Canonical Field Approximation: A Method for Mapping Perceptually Privileged Viewpoints around Objects

Poster Presentation: Tuesday, May 20, 2025, 8:30 am – 12:30 pm, Banyan Breezeway
Session: Object Recognition: Visual preferences

Athanasios Bourganos1, Dirk B. Walther1; 1University of Toronto

Canonicalness is a psychological variable that represents viewing preference around a three-dimensional object. Object perspectives with higher canonicalness are perceptually privileged when compared to perspectives with lower canonicalness. Various methods have attempted to quantify canonicalness around objects, employing Likert ratings, best/worst view selection, and Thurstonian Case V scaling.
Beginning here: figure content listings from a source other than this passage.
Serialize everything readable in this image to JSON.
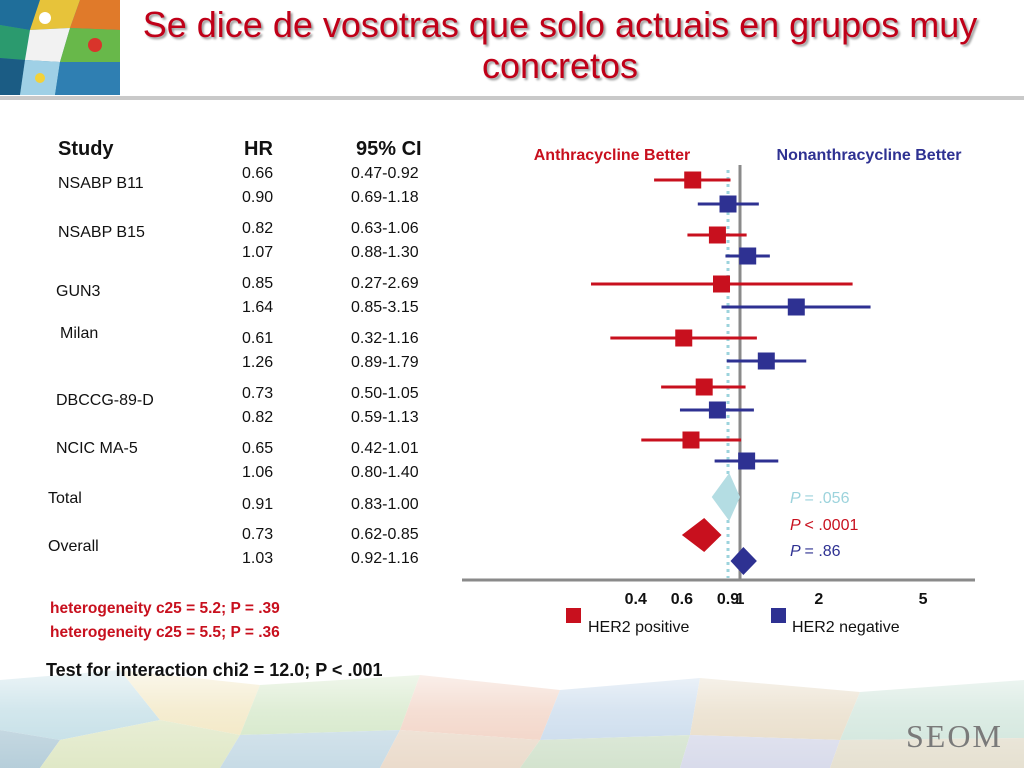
{
  "title": "Se dice de vosotras que solo actuais en grupos muy concretos",
  "table": {
    "headers": {
      "study": "Study",
      "hr": "HR",
      "ci": "95% CI"
    },
    "studies": [
      {
        "name": "NSABP B11",
        "hr": [
          "0.66",
          "0.90"
        ],
        "ci": [
          "0.47-0.92",
          "0.69-1.18"
        ]
      },
      {
        "name": "NSABP B15",
        "hr": [
          "0.82",
          "1.07"
        ],
        "ci": [
          "0.63-1.06",
          "0.88-1.30"
        ]
      },
      {
        "name": "GUN3",
        "hr": [
          "0.85",
          "1.64"
        ],
        "ci": [
          "0.27-2.69",
          "0.85-3.15"
        ]
      },
      {
        "name": "Milan",
        "hr": [
          "0.61",
          "1.26"
        ],
        "ci": [
          "0.32-1.16",
          "0.89-1.79"
        ]
      },
      {
        "name": "DBCCG-89-D",
        "hr": [
          "0.73",
          "0.82"
        ],
        "ci": [
          "0.50-1.05",
          "0.59-1.13"
        ]
      },
      {
        "name": "NCIC MA-5",
        "hr": [
          "0.65",
          "1.06"
        ],
        "ci": [
          "0.42-1.01",
          "0.80-1.40"
        ]
      }
    ],
    "total": {
      "name": "Total",
      "hr": "0.91",
      "ci": "0.83-1.00"
    },
    "overall": {
      "name": "Overall",
      "hr": [
        "0.73",
        "1.03"
      ],
      "ci": [
        "0.62-0.85",
        "0.92-1.16"
      ]
    }
  },
  "notes": {
    "heterogeneity_1": "heterogeneity c25 = 5.2; P = .39",
    "heterogeneity_2": "heterogeneity c25 = 5.5; P = .36",
    "interaction": "Test for interaction chi2 = 12.0; P < .001"
  },
  "logo": "SEOM",
  "chart_data": {
    "type": "forest",
    "left_label": "Anthracycline Better",
    "right_label": "Nonanthracycline Better",
    "x_ticks": [
      "0.4",
      "0.6",
      "0.9",
      "1",
      "2",
      "5"
    ],
    "reference_line": 1,
    "dotted_line": 0.9,
    "series": [
      {
        "name": "HER2 positive",
        "color": "#c8101e",
        "points": [
          {
            "study": "NSABP B11",
            "hr": 0.66,
            "lo": 0.47,
            "hi": 0.92
          },
          {
            "study": "NSABP B15",
            "hr": 0.82,
            "lo": 0.63,
            "hi": 1.06
          },
          {
            "study": "GUN3",
            "hr": 0.85,
            "lo": 0.27,
            "hi": 2.69
          },
          {
            "study": "Milan",
            "hr": 0.61,
            "lo": 0.32,
            "hi": 1.16
          },
          {
            "study": "DBCCG-89-D",
            "hr": 0.73,
            "lo": 0.5,
            "hi": 1.05
          },
          {
            "study": "NCIC MA-5",
            "hr": 0.65,
            "lo": 0.42,
            "hi": 1.01
          }
        ],
        "pooled": {
          "hr": 0.73,
          "lo": 0.62,
          "hi": 0.85
        }
      },
      {
        "name": "HER2 negative",
        "color": "#2e3192",
        "points": [
          {
            "study": "NSABP B11",
            "hr": 0.9,
            "lo": 0.69,
            "hi": 1.18
          },
          {
            "study": "NSABP B15",
            "hr": 1.07,
            "lo": 0.88,
            "hi": 1.3
          },
          {
            "study": "GUN3",
            "hr": 1.64,
            "lo": 0.85,
            "hi": 3.15
          },
          {
            "study": "Milan",
            "hr": 1.26,
            "lo": 0.89,
            "hi": 1.79
          },
          {
            "study": "DBCCG-89-D",
            "hr": 0.82,
            "lo": 0.59,
            "hi": 1.13
          },
          {
            "study": "NCIC MA-5",
            "hr": 1.06,
            "lo": 0.8,
            "hi": 1.4
          }
        ],
        "pooled": {
          "hr": 1.03,
          "lo": 0.92,
          "hi": 1.16
        }
      }
    ],
    "total": {
      "name": "Total",
      "hr": 0.91,
      "lo": 0.83,
      "hi": 1.0,
      "color": "#b4dde3"
    },
    "p_values": [
      {
        "text": "P = .056",
        "color": "#9cd3dc"
      },
      {
        "text": "P < .0001",
        "color": "#c8101e"
      },
      {
        "text": "P = .86",
        "color": "#2e3192"
      }
    ]
  }
}
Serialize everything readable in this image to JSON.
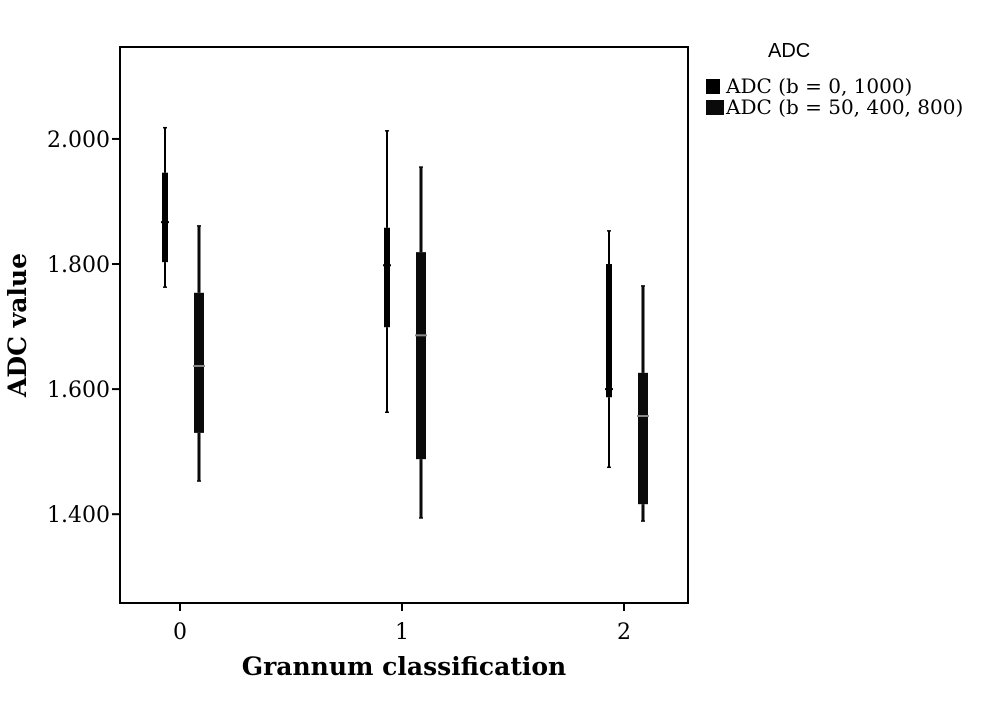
{
  "chart_data": {
    "type": "box",
    "x_label": "Grannum classification",
    "y_label": "ADC value",
    "legend_title": "ADC",
    "legend": "right",
    "categories": [
      "0",
      "1",
      "2"
    ],
    "ylim": [
      1.258,
      2.147
    ],
    "yticks": [
      {
        "value": 1.4,
        "label": "1.400"
      },
      {
        "value": 1.6,
        "label": "1.600"
      },
      {
        "value": 1.8,
        "label": "1.800"
      },
      {
        "value": 2.0,
        "label": "2.000"
      }
    ],
    "series": [
      {
        "name": "ADC (b = 0, 1000)",
        "color": "#000000",
        "min": [
          1.763,
          1.563,
          1.475
        ],
        "q1": [
          1.803,
          1.699,
          1.587
        ],
        "median": [
          1.867,
          1.798,
          1.6
        ],
        "q3": [
          1.946,
          1.858,
          1.8
        ],
        "max": [
          2.018,
          2.013,
          1.853
        ]
      },
      {
        "name": "ADC (b = 50, 400, 800)",
        "color": "#0a0a0a",
        "min": [
          1.453,
          1.394,
          1.389
        ],
        "q1": [
          1.53,
          1.488,
          1.416
        ],
        "median": [
          1.637,
          1.686,
          1.557
        ],
        "q3": [
          1.754,
          1.819,
          1.626
        ],
        "max": [
          1.861,
          1.955,
          1.765
        ]
      }
    ]
  }
}
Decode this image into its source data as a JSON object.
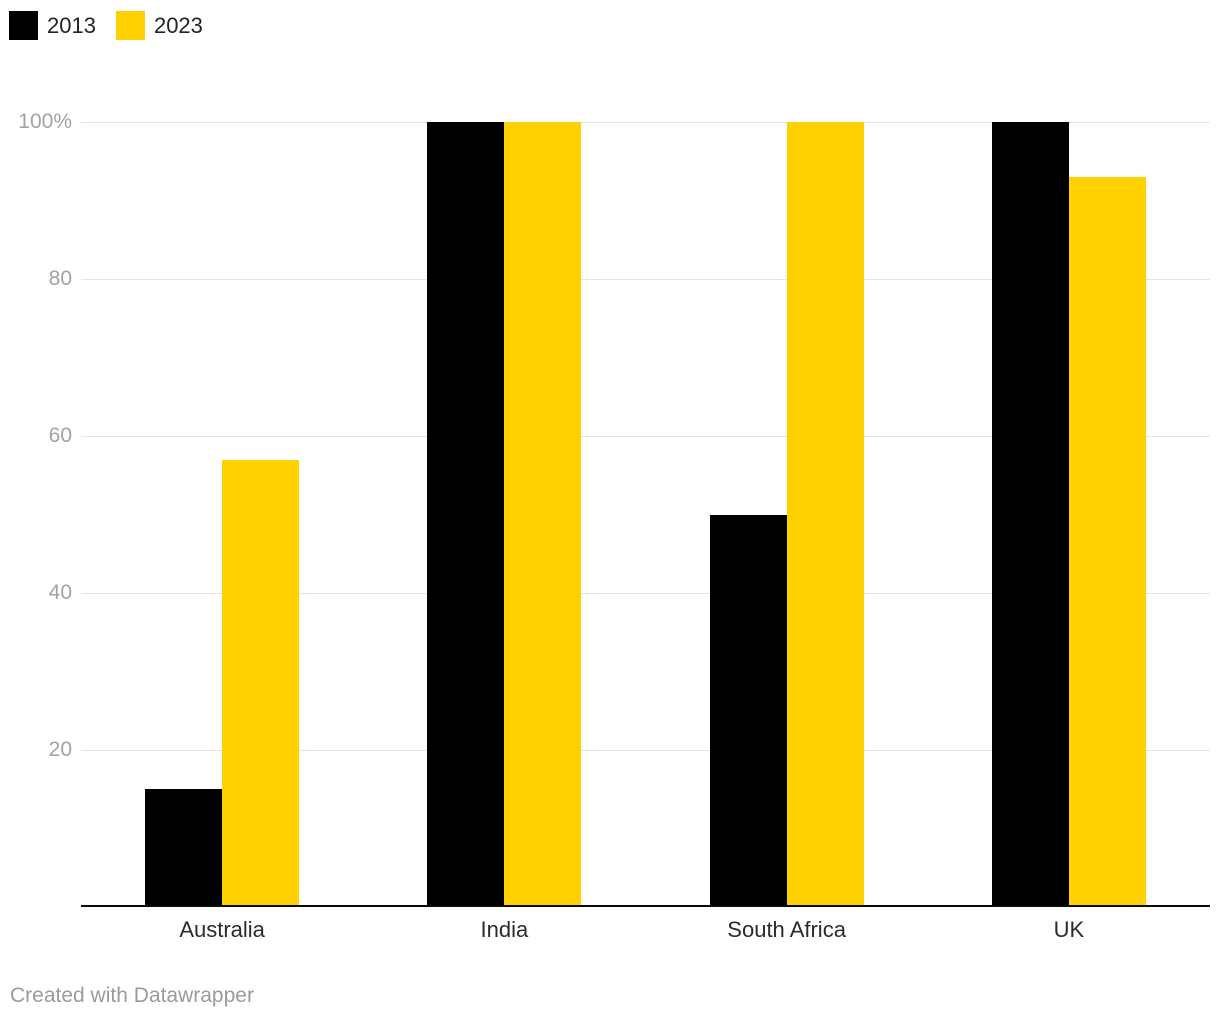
{
  "legend": {
    "items": [
      {
        "label": "2013",
        "color": "#000000"
      },
      {
        "label": "2023",
        "color": "#FFD100"
      }
    ]
  },
  "footer": {
    "text": "Created with Datawrapper"
  },
  "chart_data": {
    "type": "bar",
    "categories": [
      "Australia",
      "India",
      "South Africa",
      "UK"
    ],
    "series": [
      {
        "name": "2013",
        "color": "#000000",
        "values": [
          15,
          100,
          50,
          100
        ]
      },
      {
        "name": "2023",
        "color": "#FFD100",
        "values": [
          57,
          100,
          100,
          93
        ]
      }
    ],
    "title": "",
    "xlabel": "",
    "ylabel": "",
    "ylim": [
      0,
      100
    ],
    "yticks": [
      {
        "value": 20,
        "label": "20"
      },
      {
        "value": 40,
        "label": "40"
      },
      {
        "value": 60,
        "label": "60"
      },
      {
        "value": 80,
        "label": "80"
      },
      {
        "value": 100,
        "label": "100%"
      }
    ],
    "grid": true,
    "legend_position": "top-left",
    "bar_group_layout": "grouped"
  }
}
Canonical field approximation (CFA) is an updated, robust method for measuring the canonicalness of a set of discrete perspectives around an object. Using CFA measurements, two-dimensional interpolation facilitates generation of an approximate canonical field around an object. We deployed the CFA methodology on two sets of participants (exploratory and replication) to 1. Validate the CFA method, 2. Attempt replication of observations from past canonicalness research, and 3. Generate and test behavioral hypotheses. Results suggest CFA is a valid method for measuring canonicalness, with high Spearman correlation between canonicalness scores and ordinal perspective ranks and high agreement between participants (within and between samples). Observations from past canonicalness rating studies, relating to observer agreement and rating variance, were replicated. Alongside validation of CFA, two behavioral predictions were generated and tested. Decision time for choosing the more canonical perspective in the 2-alternative forced choice task that underlies CFA is negatively correlated with the absolute difference between the canonicalness ratings of the two perspectives. This is true for both a participant’s individual canonicalness ratings and the mean sample canonicalness ratings for predicting decision time, with almost equivalent model parameter estimates. We also predicted and observed an affordance effect on canonicalness, where right- and left-handed participants preferred opposite, mirror-image perspectives of graspable objects with one handle, with the handle oriented towards their dominant hand. This effect was overlooked in past research that employed lower resolution canonicalness rating methods. Ultimately, CFA is a robust canonicalness rating method that provides insights into object perception processes and behavior arising therefrom.

Acknowledgements: This work was supported by NSERC Discovery Grant (RGPIN-2020-04097) to DBW.